Page:Voltaire - Œuvres complètes Garnier tome41.djvu/83

Le texte de cette page a été corrigé et est conforme au fac-similé.

À propos d’Académie, ne voudriez-vous pas avoir la bonté de lui donner mon portrait ? Qu’importe qu’il soit mal ou bien ? je n’irai pas me faire peindre à soixante et sept ans. Il s’agit seulement que Fréron ne soit pas en droit de dire qu’on n’a pas voulu de moi à l’Académie, même en peinture. À propos d’Académie encore, il y a M.  Lemierre, grand remporteur de prix, et auteur d’Hypermnestre, à qui je devais une lettre. J’ignorais son gîte. Je pris la liberté de vous adresser ma lettre. Je n’ai point lu son Hypermnestre sans plaisir. Pour le Colardeau, je ne le connais pas ; on dit qu’il fait de très-beaux vers ; il occupera longtemps Mlle  Clairon. Est-il vrai qu’elle arrive, sur le théâtre, violé ? C’est dommage que cette action théâtrale ne se soit pas passée sur la scène : cela est plus plaisant qu’un échafaud. J’ai donc du temps pour me raccommoder avec Mlle  Clairon ; elle daignera donc ne point écourter mon malheureux second acte. Elle est accoutumée à couper bras et jambes aux pièces nouvelles, pour les faire aller plus vite. Bientôt les tragédies consisteront en mines et en postures.
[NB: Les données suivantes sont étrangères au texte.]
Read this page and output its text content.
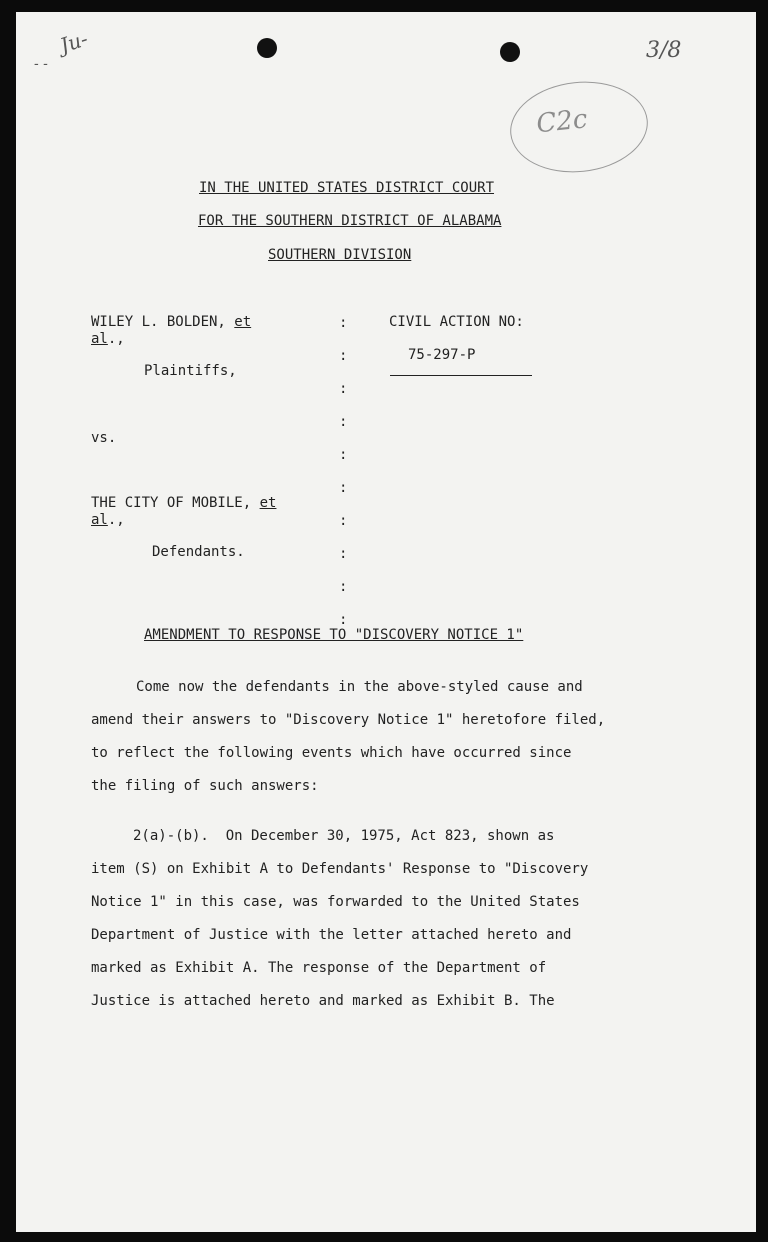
Ju-
- -
3/8
C2c
IN THE UNITED STATES DISTRICT COURT
FOR THE SOUTHERN DISTRICT OF ALABAMA
SOUTHERN DIVISION
WILEY L. BOLDEN, et
al.,
Plaintiffs,
vs.
THE CITY OF MOBILE, et
al.,
Defendants.
:
:
:
:
:
:
:
:
:
:
CIVIL ACTION NO:
75-297-P
AMENDMENT TO RESPONSE TO "DISCOVERY NOTICE 1"
Come now the defendants in the above-styled cause and
amend their answers to "Discovery Notice 1" heretofore filed,
to reflect the following events which have occurred since
the filing of such answers:
2(a)-(b).  On December 30, 1975, Act 823, shown as
item (S) on Exhibit A to Defendants' Response to "Discovery
Notice 1" in this case, was forwarded to the United States
Department of Justice with the letter attached hereto and
marked as Exhibit A. The response of the Department of
Justice is attached hereto and marked as Exhibit B. The
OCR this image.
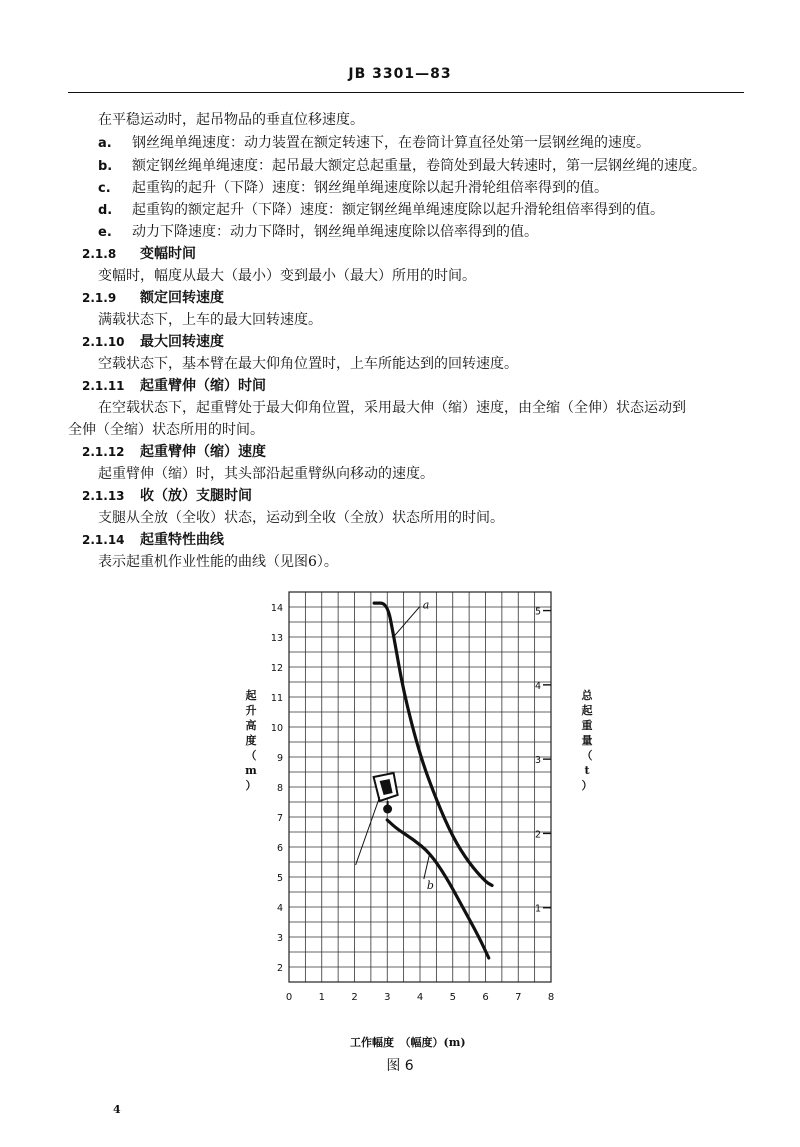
JB 3301—83
在平稳运动时，起吊物品的垂直位移速度。
a. 钢丝绳单绳速度：动力装置在额定转速下，在卷筒计算直径处第一层钢丝绳的速度。
b. 额定钢丝绳单绳速度：起吊最大额定总起重量，卷筒处到最大转速时，第一层钢丝绳的速度。
c. 起重钩的起升（下降）速度：钢丝绳单绳速度除以起升滑轮组倍率得到的值。
d. 起重钩的额定起升（下降）速度：额定钢丝绳单绳速度除以起升滑轮组倍率得到的值。
e. 动力下降速度：动力下降时，钢丝绳单绳速度除以倍率得到的值。
2.1.8 变幅时间
变幅时，幅度从最大（最小）变到最小（最大）所用的时间。
2.1.9 额定回转速度
满载状态下，上车的最大回转速度。
2.1.10 最大回转速度
空载状态下，基本臂在最大仰角位置时，上车所能达到的回转速度。
2.1.11 起重臂伸（缩）时间
在空载状态下，起重臂处于最大仰角位置，采用最大伸（缩）速度，由全缩（全伸）状态运动到
全伸（全缩）状态所用的时间。
2.1.12 起重臂伸（缩）速度
起重臂伸（缩）时，其头部沿起重臂纵向移动的速度。
2.1.13 收（放）支腿时间
支腿从全放（全收）状态，运动到全收（全放）状态所用的时间。
2.1.14 起重特性曲线
表示起重机作业性能的曲线（见图6）。
起
升
高
度
（
m
）
总
起
重
量
（
t
）
0	1	2	3	4	5	6	7	8
2
3
4
5
6
7
8
9
10
11
12
13
14
1
2
3
4
5
a
b
工作幅度　（幅度）(m)
图 6
4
Souvent l’excès d’un mal nous conduit dans un pire.

(Boileau, l’Art. poét., ch. I, v. 64.)

Et Luc, Luc, quel diable d’homme ! Voilà donc comme je serai trop vengé.

On parle encore de deux ou trois petits massacres, mais je n’en veux rien croire.

Mille tendres respects.


4347. — À M.  GABRIEL CRAMER[1].

Je ne crois pas qu’il soit convenable d’imprimer actuellement des Tancrède pour Paris. Comme j’ai fait présent du privilège de l’édition parisienne à Mlle  Clairon et à Lekain, leur libraire serait en droit de crier. Je pense donc qu’il faut n’en tirer que le nombre d’exemplaires que M.  Cramer peut débiter en Suisse, en Allemagne, et dans la province.

Lorsqu’on aura débité le dix-huitième volume des Œuvres complètes, on en donnera un dix-neuvième au bout de six mois. Ce dix-neuvième contiendra Tancrède, Zulime, et deux autres pièces, avec quelques petits chapitres assez intéressants.

Voilà, mon cher ami, quelle est ma sage résolution.

  1. Éditeurs, Bavoux et François.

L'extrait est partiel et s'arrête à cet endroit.